A member of the percussion group of instruments, the steelpan is Trinidad and Tobago’s national instrument. Its origins are steeped in history and human ingenuity.
During colonial times in the early twentieth century, Trinidad’s French-speaking Creole population chiefly inhabited the outer regions of Port of Spain, namely the hill communities of Belmont and Laventille. In the midst of a World War, the British government banned all Carnival activities, including use of the infamous tambu bamboo instruments.
The tambu bamboo consisted of a long, upright strips of bamboo that were repeatedly and rhythmically struck on the ground. This produced sounds of varying pitches that could be arranged in melodies, making it suitable for the formation of bands. This practice also came about because the British had earlier banned drumming, a popular pastime amongst the French Creoles. The new sound of the bamboo replicated the percussion beats of the banned drums.

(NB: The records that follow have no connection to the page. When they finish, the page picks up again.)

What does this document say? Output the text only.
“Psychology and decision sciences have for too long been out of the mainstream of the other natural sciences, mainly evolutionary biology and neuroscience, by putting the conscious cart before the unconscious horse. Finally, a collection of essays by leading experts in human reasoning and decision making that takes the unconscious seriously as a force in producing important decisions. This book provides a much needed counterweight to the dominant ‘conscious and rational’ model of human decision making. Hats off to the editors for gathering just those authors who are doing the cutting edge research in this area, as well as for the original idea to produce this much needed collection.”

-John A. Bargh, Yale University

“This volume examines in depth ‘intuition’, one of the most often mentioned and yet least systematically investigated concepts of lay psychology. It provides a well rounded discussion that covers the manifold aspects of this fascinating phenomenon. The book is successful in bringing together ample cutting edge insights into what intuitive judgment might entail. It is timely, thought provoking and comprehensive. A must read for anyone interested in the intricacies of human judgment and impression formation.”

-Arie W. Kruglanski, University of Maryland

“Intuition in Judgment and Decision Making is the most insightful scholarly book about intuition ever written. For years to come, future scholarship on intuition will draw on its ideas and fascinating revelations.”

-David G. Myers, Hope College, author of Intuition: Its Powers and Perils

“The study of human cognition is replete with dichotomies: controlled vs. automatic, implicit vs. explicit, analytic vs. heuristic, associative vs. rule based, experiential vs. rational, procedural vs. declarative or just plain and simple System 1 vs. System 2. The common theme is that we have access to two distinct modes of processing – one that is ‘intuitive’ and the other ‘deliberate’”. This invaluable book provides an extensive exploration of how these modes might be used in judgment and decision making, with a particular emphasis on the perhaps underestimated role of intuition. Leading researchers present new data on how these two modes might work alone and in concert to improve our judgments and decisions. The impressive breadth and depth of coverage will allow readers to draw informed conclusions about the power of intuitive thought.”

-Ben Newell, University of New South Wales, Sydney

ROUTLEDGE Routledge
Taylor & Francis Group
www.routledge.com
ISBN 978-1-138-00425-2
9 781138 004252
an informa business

So naturally when the tambu bamboo was banned, the resident innovators were poised to adapt in the face of resistance. From as early as the 1930s, the first incarnations of the steelpan were being devised in the hills of Laventille. It was discovered that hitting a piece of metal with a stick could produce familiar and workable notes. A decade of trial and error and then, in 1945, steelpans finally made their debut on the streets of Port of Spain during Carnival celebrations after the war.
It has since become an intrinsic facet of our national Carnival celebrations, with its own Panorama competition. Well-known steelpan bands include the Desperados, Renegades, All Stars, Phase II Pan Groove, and Exodus. The instrument with the humble genesis is now internationally acclaimed and beloved.